Tesla approach to self-driving is harder but might be only way to scale - hunglee2
https://electrek.co/2020/06/18/tesla-approach-self-driving-harder-only-way-to-scale/
======
imheretolearn
> Waymo and many others in the industry use high-definition maps. You have to
> first drive some car that pre-maps the environment, you have to have lidar
> with centimeter-level accuracy, and you are on rails. You know exactly how
> you are going to turn in an intersection, you know exactly which traffic
> lights are relevant to you, you where they are positioned and everything. We
> do not make these assumptions. For us, every single intersection we come up
> to, we see it for the first time. Everything has to be sold — just like what
> a human would do in the same situation.

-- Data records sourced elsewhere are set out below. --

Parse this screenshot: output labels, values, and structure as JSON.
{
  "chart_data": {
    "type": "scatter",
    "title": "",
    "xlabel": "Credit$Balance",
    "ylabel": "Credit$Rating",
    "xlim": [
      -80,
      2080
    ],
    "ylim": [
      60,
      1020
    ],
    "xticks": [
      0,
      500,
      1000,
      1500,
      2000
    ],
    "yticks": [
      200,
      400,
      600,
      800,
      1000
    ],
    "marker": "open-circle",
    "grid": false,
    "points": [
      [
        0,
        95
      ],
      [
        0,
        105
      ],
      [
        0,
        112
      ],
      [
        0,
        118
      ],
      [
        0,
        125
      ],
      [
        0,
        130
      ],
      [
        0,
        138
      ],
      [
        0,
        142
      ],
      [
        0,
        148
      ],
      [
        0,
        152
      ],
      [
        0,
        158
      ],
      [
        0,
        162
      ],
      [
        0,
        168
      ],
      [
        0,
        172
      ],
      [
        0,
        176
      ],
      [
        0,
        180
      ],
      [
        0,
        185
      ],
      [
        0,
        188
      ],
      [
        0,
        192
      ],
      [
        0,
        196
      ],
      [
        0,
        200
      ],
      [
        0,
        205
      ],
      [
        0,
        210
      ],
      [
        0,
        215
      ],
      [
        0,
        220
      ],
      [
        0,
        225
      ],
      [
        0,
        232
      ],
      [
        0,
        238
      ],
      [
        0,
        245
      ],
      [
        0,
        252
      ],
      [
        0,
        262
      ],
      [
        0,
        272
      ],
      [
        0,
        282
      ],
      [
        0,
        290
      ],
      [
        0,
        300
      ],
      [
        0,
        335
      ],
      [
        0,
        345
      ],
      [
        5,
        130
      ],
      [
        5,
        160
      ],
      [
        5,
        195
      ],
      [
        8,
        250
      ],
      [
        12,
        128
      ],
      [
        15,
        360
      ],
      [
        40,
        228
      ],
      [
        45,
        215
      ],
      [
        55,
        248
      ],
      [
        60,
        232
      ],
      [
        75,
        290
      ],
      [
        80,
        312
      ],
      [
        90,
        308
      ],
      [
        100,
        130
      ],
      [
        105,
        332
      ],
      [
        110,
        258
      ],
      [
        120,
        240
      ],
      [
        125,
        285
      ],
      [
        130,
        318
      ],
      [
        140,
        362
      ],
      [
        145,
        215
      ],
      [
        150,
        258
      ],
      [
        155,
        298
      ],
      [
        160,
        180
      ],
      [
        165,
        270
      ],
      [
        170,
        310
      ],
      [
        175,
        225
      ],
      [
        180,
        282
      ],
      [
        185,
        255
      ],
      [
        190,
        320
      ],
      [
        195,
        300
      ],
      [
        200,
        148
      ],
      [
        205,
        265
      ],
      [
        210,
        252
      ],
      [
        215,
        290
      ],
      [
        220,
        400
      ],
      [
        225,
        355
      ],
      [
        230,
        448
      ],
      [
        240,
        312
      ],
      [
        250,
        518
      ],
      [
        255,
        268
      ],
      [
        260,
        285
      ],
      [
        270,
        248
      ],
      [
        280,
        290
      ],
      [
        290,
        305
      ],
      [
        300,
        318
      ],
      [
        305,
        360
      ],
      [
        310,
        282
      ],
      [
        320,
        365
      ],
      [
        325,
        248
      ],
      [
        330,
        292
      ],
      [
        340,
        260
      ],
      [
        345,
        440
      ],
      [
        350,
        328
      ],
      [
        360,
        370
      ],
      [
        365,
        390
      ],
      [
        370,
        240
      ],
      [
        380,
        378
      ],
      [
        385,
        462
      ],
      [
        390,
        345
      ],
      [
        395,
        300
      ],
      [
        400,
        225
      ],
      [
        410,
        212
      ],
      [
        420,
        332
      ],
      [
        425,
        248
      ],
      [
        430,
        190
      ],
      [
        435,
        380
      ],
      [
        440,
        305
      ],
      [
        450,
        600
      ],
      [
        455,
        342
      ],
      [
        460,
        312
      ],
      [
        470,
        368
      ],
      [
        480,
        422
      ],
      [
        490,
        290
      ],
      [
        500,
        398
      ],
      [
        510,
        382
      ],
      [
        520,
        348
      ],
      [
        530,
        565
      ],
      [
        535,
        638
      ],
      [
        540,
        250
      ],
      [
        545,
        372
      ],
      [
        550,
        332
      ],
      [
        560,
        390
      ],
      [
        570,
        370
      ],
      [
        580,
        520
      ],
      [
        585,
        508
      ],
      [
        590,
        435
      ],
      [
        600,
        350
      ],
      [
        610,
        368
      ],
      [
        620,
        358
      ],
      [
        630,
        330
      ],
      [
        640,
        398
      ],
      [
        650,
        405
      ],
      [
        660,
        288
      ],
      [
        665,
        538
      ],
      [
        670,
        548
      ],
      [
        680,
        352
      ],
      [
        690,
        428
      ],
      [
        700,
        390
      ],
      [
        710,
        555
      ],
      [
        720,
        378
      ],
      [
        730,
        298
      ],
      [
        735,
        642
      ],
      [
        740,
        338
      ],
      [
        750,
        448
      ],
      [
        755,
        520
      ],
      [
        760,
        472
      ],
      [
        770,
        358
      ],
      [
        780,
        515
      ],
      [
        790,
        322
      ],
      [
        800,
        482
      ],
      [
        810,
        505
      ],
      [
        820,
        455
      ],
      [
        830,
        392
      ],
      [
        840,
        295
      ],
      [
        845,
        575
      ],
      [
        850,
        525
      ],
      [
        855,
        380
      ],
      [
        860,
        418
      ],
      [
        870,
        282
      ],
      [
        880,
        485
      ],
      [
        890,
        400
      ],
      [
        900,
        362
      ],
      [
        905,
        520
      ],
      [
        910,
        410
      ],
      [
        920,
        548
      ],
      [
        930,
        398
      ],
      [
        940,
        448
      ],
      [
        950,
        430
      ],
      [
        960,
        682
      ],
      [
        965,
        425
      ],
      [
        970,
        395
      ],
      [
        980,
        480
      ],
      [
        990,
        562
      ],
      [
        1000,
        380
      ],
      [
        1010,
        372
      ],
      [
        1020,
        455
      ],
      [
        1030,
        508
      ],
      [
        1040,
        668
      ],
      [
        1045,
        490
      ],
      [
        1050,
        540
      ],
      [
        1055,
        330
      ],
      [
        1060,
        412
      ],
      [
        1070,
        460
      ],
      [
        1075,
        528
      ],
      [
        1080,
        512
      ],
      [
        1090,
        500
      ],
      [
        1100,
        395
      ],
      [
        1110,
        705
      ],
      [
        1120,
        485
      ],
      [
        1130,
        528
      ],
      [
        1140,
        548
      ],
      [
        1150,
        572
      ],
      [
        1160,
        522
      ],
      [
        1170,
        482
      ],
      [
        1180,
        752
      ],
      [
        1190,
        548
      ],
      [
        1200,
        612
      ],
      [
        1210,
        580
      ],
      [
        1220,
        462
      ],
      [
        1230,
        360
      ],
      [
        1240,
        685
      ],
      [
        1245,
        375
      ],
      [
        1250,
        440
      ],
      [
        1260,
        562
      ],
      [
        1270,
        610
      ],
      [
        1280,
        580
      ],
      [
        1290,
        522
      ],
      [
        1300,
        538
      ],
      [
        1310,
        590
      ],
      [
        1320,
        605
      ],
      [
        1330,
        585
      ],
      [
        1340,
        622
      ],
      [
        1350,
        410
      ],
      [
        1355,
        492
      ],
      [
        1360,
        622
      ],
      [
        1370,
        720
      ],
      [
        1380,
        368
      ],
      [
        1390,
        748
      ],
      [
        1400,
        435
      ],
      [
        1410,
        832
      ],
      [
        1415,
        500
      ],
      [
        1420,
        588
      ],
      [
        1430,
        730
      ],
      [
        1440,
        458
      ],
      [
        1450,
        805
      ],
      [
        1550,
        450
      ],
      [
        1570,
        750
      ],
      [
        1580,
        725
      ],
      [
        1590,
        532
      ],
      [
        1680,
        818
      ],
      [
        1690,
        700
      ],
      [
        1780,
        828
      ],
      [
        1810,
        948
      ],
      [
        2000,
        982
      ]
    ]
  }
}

This seems like the right approach to me given the accuracy, or lack there of,
of LIDAR. However, I do not like Tesla's approach to test/experiment with
Autopilot in production ie deploying it in real world environments and
expecting that _humans_ will responsibly use the technology. It is analogous
to fixing a software design flaw by "convention" where you expect your clients
to understand the convention when they are using your code as opposed to
fixing the design flaw in software itself. Unlike software crashes on a
desktop, a bug/irresponsible use of Autopilot is literally the difference
between life and death.

> Tesla has the giant advantage of collecting a ton of data from hundreds of
> thousands of cars, but he describes finding the right data as finding a
> needle in a haystack.

> When Tesla owners drive around and see a stop sign blocked by foliage, they
> make a voice command that sends the data to Tesla and you gather points

As long as the data is anonymized, this doesn't seem like an issue. Given how
many of Tesla's vehicles have been hacked into, I wouldn't feel comfortable
handing over that much data to Tesla or _any_ other company.